A pizza is only made in pizzeria, is baked directly into the wood stove, over the marble

A focaccia is only made in panificio, is baked into a baking tray

Btw a focaccia barese is a total specific thing (always with oil, olive, and tomato pieces) it was a shock to know this thing does not exist outiside my city

2 comments

This is the big issue with 'defining' pizza and many other Italian dishes - Italians themselves can't decide how it should be and love to debate these things over and over (usually while eating food)!

Carbonara is another highly debated dish - here in Roma (where it is was supposedly born ~50 years ago) some people insist you only need egg, where as others insist you need egg and cheese (and then there is the debate over what cheese). I've heard some restaurants stopped serving the dish to prevent heated arguments with their customers.

Even the word for bags in a supermarket can't be agreed on. Here we use "buste", where as in the north they use "sacchetto". Our word there means envelope, so obviously you will get a funny look if you ask for three envelopes when paying for your groceries (the joke is on us though, we use that word for envelope too :P).

Further reading:

http://www.seriouseats.com/2016/02/origins-history-of-roman-...

> Even the word for bags in a supermarket can't be agreed on. Here we use "buste", where as in the north they use "sacchetto". Our word there means envelope, so obviously you will get a funny look if you ask for three envelopes when paying for your groceries (the joke is on us though, we use that word for envelope too :P).

Ha, that reminds me of sac in the north of France versus poche (the word northerners would use for the thing in their trousers) as used in the south(-west?) to designate a plastic bag in a supermarket...

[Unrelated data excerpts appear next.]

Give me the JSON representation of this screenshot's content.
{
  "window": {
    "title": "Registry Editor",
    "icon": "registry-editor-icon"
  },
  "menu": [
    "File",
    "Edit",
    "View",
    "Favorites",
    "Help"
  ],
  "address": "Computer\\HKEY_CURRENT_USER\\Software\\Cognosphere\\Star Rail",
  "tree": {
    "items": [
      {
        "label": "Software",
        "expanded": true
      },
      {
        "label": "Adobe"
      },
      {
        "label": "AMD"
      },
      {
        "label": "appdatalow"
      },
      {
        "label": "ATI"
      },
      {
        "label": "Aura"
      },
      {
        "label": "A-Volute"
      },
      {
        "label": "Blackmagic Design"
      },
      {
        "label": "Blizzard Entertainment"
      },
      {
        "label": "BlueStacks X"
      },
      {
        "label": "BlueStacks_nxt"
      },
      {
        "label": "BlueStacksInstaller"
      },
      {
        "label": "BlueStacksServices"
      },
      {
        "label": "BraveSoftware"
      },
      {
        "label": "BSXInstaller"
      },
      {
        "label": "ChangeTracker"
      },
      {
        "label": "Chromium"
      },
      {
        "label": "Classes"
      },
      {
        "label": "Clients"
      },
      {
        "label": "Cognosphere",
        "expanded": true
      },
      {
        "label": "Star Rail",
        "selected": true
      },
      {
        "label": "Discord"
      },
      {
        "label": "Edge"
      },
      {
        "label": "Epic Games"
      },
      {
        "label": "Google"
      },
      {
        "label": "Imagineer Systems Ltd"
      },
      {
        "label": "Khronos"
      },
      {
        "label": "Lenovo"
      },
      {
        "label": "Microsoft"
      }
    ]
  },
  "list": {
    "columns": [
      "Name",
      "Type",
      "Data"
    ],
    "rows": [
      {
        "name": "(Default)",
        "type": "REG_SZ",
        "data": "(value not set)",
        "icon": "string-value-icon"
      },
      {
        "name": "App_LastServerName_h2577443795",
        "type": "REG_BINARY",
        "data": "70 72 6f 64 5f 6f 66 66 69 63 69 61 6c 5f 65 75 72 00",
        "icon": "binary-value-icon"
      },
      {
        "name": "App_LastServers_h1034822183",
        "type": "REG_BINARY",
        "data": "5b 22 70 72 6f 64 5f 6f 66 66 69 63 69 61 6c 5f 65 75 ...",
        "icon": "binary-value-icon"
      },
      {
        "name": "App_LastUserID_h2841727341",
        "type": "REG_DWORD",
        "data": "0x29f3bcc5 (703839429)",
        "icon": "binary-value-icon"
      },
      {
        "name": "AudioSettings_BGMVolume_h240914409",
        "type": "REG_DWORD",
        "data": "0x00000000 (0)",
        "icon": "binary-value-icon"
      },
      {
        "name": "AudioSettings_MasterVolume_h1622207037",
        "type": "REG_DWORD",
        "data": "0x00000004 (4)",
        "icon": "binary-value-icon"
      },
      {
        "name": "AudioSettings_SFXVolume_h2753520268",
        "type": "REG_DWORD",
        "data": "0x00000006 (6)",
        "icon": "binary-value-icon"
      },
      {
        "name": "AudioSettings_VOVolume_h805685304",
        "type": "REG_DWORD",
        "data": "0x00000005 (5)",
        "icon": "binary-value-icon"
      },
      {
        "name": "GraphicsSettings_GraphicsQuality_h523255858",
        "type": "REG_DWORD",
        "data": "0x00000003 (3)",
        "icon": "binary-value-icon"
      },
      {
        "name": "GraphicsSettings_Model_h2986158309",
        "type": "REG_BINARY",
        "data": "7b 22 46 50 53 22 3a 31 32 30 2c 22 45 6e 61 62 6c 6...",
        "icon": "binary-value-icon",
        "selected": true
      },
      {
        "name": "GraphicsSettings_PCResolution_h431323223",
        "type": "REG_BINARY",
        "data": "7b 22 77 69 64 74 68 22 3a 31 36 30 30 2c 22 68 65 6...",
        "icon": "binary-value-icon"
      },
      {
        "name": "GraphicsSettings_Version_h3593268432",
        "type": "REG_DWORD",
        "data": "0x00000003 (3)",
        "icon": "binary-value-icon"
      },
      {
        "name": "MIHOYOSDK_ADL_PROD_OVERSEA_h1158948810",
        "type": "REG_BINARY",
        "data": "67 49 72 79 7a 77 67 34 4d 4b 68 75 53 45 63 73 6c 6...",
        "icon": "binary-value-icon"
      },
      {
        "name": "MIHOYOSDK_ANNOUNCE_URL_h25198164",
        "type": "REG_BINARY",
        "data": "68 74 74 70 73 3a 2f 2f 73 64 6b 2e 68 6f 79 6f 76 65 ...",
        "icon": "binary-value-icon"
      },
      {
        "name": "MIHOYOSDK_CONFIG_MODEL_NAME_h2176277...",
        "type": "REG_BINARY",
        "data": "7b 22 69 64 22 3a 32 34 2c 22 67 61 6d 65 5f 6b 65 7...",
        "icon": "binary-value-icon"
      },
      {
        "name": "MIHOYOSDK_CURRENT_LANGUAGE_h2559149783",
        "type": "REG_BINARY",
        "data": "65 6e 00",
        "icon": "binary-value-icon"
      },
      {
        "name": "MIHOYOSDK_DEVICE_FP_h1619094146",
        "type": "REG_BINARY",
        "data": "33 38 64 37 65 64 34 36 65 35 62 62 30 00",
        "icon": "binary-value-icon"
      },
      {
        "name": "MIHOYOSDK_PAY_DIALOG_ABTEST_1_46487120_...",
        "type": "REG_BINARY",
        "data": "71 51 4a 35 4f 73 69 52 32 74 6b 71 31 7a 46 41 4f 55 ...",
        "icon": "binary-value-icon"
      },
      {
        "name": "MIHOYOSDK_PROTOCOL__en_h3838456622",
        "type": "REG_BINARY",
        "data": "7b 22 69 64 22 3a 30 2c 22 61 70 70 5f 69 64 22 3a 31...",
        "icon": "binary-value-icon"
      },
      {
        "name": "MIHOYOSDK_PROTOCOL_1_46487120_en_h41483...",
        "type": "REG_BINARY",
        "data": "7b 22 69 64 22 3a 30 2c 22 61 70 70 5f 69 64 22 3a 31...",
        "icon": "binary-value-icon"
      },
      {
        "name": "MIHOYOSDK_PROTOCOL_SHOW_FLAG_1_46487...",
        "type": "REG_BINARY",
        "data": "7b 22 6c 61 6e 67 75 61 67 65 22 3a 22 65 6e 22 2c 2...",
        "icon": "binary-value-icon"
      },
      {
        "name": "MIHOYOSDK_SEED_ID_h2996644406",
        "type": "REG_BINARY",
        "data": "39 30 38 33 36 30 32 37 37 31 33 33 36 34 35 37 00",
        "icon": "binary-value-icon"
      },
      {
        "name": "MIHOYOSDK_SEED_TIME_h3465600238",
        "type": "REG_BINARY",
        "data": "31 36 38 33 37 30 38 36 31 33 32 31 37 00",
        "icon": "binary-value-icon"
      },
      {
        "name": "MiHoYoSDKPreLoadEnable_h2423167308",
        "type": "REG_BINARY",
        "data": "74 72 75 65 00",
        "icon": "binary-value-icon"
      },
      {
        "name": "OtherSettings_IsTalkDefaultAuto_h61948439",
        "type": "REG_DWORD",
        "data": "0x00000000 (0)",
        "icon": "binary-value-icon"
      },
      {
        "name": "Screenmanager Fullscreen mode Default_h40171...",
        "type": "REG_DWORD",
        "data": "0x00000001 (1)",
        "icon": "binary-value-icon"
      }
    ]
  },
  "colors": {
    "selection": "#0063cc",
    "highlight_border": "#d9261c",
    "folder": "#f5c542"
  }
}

I am slightly biased being part Italian, but we should celebrate diversity. Italy was unified only in 1860 – the area was various republics/city-states/etc prior to that. I love the regional variations of dishes. I love the Italian people's passion for food.
focaccia genovese is also a totally different thing. "Focaccia" in general is underspecified.

FWIW, "pizza bianca" is also underspecified, as in many parts of center italy, it might refer to pizza baked from bread makers using the same dough ad the bread rather than pizza dough, just flattened.